Abstract
Background:
Reduced glucose tolerance has been long recognized as a potential risk factor for Parkinson’s disease (PD), and increasing scrutiny is currently being placed on insulin resistance (IR) as a pathologic driver of neurodegeneration. However, the prevalence of IR in PD is unknown.
Objective:
To determine IR prevalence in non-diabetic patients with PD and to correlate IR with other metabolic indicators, motor and non-motor symptoms (NMS) of PD, and quality of life (QoL).
Methods:
Non-diabetic patients with a diagnosis of PD were identified and tested for fasting insulin, fasting glucose, and HbA1c. Patients were also offered to take a battery of clinical tests (MoCA, NMSQ, and PDQ-39) and had their PD medications, height, weight, and other demographic features recorded. IR was defined as HOMA-IR≥2.0 and/or HbA1c≥5.7. IR abnormalities were correlated with BMI and demographic features, in addition to motor and NMS.
Results:
154 subjects (109 M, 45F, mean age 67.7±10.5) were included in this study. Mean HOMA-IR was 2.3±1.8. Ninety out of 154 (58.4%) subjects had abnormal IR. IR was more frequent in overweight and obese subjects (61.1% and 82.8% respectively) than normal weight subjects (41.5%). Multivariate analysis showed that BMI was the only significant predictor of IR (p < 0.0001). There was no significant correlation between HOMA-IR and MoCA, PDQ-39, and NMSQ scores.
Conclusions:
IR is prevalent in PD and it correlates with BMI. A correlation between IR with cognitive and QoL measures cannot be determined on the basis of this sample.
INTRODUCTION
A relationship between Parkinson’s disease (PD) and diabetes mellitus type II (DM2) has been described for several decades, predating the introduction of levodopa therapy [1]. Multiple studies have indicated a high rate of abnormal glucose tolerance in PD patients, ranging between 50 to 80% depending on the source [2–4]. DM2 is associated with more severe motor and non-motor features of PD [5] and appears to increase the risk of developing PD [6, 7], although evidence is controversial [8].

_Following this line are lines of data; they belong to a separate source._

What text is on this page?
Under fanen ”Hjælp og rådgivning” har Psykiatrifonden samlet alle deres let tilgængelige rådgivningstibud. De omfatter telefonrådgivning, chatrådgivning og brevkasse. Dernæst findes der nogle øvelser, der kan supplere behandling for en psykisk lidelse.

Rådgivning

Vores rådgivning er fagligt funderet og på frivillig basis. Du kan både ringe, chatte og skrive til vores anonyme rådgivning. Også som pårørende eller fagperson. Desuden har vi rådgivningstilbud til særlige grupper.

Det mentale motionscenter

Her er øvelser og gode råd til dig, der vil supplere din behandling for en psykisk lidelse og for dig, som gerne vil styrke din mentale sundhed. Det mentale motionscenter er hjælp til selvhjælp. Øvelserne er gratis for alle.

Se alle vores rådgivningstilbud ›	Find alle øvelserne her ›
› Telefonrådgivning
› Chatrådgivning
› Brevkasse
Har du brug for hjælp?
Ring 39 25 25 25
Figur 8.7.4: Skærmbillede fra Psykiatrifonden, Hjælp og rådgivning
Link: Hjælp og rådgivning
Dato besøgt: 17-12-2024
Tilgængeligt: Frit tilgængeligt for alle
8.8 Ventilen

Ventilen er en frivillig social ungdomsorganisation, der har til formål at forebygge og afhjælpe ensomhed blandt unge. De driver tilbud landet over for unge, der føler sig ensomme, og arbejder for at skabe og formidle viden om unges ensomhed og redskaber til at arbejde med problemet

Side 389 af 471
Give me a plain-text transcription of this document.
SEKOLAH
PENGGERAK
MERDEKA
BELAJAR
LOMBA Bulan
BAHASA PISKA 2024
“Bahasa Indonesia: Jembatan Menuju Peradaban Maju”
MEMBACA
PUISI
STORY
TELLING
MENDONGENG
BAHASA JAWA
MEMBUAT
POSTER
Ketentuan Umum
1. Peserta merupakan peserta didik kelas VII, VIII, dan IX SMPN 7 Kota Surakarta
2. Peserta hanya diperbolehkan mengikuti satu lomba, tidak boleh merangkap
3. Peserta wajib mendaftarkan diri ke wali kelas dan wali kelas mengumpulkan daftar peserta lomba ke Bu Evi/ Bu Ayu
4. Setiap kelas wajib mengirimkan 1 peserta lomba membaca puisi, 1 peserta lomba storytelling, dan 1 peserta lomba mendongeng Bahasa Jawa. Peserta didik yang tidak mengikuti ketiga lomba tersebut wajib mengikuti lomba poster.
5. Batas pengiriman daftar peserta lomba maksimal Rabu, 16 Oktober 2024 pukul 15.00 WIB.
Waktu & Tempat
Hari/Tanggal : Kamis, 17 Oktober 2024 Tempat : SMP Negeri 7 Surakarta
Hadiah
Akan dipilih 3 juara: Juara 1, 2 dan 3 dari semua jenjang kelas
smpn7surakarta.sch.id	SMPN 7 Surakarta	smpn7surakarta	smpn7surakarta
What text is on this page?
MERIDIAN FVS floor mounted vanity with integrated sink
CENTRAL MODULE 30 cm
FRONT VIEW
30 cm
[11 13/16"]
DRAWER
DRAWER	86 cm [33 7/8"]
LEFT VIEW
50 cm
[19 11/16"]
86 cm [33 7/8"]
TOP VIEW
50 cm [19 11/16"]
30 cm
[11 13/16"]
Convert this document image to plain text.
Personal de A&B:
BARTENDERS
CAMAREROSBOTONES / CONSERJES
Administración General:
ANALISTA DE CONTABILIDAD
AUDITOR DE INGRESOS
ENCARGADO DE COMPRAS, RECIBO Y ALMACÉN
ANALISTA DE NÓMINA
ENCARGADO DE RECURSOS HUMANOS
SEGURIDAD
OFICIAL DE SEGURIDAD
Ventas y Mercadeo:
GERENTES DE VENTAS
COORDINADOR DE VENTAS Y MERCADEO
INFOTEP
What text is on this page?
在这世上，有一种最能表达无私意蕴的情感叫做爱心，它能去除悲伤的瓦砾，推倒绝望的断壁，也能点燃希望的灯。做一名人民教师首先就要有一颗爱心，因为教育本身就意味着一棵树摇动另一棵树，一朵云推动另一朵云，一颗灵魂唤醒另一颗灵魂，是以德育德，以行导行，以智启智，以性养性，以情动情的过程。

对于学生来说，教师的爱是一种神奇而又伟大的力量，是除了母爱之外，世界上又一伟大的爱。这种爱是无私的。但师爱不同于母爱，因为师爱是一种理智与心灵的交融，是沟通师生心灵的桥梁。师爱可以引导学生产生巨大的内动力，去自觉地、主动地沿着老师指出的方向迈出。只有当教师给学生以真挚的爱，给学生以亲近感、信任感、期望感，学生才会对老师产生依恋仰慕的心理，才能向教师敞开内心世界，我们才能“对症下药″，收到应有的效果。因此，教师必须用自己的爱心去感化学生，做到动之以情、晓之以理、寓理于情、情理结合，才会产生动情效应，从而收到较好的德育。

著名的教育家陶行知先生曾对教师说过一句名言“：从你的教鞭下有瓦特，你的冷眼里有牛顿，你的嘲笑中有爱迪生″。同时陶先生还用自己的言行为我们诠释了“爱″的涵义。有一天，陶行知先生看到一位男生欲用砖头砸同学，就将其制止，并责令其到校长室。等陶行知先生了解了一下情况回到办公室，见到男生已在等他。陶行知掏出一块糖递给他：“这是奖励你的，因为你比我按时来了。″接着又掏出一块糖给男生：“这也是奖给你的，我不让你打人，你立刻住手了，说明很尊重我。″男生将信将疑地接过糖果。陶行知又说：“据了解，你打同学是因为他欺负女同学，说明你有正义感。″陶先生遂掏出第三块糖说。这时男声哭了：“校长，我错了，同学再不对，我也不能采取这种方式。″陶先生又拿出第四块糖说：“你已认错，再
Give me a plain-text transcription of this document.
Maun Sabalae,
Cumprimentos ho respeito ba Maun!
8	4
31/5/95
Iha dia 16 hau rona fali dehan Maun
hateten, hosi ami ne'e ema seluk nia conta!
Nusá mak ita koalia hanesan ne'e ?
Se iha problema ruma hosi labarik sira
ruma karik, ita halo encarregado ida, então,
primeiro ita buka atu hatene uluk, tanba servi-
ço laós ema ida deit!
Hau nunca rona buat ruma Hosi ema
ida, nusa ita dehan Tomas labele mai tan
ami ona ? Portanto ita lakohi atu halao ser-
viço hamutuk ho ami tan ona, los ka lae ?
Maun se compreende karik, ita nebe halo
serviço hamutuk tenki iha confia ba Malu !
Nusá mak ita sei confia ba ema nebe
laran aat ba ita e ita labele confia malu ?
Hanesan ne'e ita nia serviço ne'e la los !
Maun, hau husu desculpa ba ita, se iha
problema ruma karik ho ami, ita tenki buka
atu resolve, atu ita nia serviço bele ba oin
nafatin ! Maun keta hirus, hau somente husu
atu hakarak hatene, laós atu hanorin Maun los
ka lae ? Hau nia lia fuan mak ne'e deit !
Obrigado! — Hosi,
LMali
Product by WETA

The key link between DM2 and PD appears to be insulin resistance (IR), a condition defined by a reduced biological effect for any given concentration of insulin, which is common in aging [9]. Peripheral IR can be measured using the glucose clamp technique or by a less cumbersome method provided by the Homeostatic Model Assessment (HOMA) equation [10]. Peripheral IR is a reversible condition that not only predisposes to DM2 but is associated with central IR [11]. Importantly, central IR can be a either a cause [12] or a consequence [13] of neurodegeneration.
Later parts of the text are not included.